A la fin de novembre, elle estime qu'en votant pour Louis-Napoléon on vote contre la prolongation de l'Assemblée, qu'on amène sa dissolution ; qu'en amenant cette dissolution, on fait naître l'appel au peuple qui, par ses choix libres, composera une nouvelle Assemblée conforme au sentiment du pays.

Le journal la Liberté dit : Cavaignac, c'est la dictature et l'état de siège ; Lamartine, c'est la faiblesse et l'indécision ; Ledru-Rollin, c'est la violence et l'illusion ; Raspail, c'est la présomption et le charlatanisme ; Louis-Napoléon, c'est l'ordre et l'avenir.

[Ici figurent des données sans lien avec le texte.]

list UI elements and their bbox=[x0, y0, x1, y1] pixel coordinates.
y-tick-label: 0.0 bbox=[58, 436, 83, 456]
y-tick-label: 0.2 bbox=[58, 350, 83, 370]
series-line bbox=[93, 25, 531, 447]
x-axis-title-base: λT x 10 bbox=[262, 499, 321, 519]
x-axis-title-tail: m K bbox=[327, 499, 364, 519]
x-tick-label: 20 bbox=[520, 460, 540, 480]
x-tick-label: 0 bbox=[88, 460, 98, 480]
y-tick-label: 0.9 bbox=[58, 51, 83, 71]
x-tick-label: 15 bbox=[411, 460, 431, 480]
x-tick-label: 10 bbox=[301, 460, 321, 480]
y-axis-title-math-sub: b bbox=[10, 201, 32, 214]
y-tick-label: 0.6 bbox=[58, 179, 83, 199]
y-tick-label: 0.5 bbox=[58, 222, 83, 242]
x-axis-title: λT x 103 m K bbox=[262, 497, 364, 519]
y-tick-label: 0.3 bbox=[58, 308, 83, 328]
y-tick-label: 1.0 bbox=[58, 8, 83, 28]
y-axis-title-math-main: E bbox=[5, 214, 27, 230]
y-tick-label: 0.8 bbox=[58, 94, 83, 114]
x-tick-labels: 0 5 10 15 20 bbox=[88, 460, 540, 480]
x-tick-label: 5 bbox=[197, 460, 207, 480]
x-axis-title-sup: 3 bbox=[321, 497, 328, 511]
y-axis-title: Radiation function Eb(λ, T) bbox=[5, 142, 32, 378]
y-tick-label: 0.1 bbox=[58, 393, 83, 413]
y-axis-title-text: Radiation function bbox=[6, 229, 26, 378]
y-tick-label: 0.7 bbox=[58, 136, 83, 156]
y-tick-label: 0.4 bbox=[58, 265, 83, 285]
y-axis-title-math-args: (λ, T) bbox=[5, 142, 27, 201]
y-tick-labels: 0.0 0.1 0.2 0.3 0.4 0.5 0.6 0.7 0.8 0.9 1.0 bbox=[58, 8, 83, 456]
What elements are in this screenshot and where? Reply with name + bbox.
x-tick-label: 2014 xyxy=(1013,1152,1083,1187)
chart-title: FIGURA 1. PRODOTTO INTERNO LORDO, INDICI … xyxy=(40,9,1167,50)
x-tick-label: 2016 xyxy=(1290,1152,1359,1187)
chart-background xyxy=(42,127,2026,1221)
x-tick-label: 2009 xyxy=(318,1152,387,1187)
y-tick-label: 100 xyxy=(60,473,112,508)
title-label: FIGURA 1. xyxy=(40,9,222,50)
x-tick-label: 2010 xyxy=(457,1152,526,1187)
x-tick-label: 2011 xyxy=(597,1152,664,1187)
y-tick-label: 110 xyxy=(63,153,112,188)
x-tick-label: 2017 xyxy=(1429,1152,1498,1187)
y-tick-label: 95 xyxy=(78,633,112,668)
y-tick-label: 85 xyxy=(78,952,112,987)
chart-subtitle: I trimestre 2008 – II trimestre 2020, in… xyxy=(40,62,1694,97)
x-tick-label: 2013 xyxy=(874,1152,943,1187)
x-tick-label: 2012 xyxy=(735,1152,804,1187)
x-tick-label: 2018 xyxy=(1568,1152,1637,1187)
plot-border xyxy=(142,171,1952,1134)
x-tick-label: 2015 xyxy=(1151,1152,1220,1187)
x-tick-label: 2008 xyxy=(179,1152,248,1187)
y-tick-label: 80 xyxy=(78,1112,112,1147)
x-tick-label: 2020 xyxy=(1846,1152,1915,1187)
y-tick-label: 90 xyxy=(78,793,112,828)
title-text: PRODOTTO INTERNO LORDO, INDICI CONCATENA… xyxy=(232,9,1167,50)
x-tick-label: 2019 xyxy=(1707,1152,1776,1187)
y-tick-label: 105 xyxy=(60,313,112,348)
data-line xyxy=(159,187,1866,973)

Le Constitutionnel, vers le milieu de novembre, se prononce pour le prince. A la date du 15, il publie un article émanant de M. Thiers[19] : ... Nous pensons que les suffrages modérés se concentreront sur le nom de M. Louis-Napoléon Bonaparte, nous approuvons nettement cette disposition du parti modéré. Si le choix à faire eût dépendu de nous seuls, nous aurions, il est vrai, préféré pour candidat un des hommes éminents... dont les talents ont pu rendre d'éclatants services[20] !... Mais il était facile de se rendre compte qu'au moment où se posait la question des candidatures, une partie considérable de la population était déjà décidée en faveur de M. Louis-Napoléon. Parmi ceux qui cultivent les campagnes ou qui travaillent dans les ateliers, un très grand nombre avait fait choix d'avance de M. Louis-Napoléon, sous l'influence de deux sentiments presque instinctifs : le souvenir d'un grand nom, le désir d'ôter le gouvernement de la république des mains de la minorité qui le possède depuis huit mois... Essayer de détourner vers un troisième candidat les votes nombreux acquis à M. Louis Bonaparte, c'est tenter une chose impossible... Il n'y avait de politique et de sage qu'une seule résolution : accepter le candidat déjà porté par beaucoup d'électeurs et concentrer sur cette candidature toutes les voix de la population amie de l'ordre... Le général Cavaignac est aux yeux du pays le représentant de cette minorité dont les doctrines produisent alternativement l'anarchie et la dictature. Nous avons opté pour M. Louis Bonaparte, que les républicains du socialisme, ceux de la Montagne, ceux de l'anarchie, ceux de la dictature attaquent avec un ensemble et une ardeur qui justifient tout à fait la préférence des modérés...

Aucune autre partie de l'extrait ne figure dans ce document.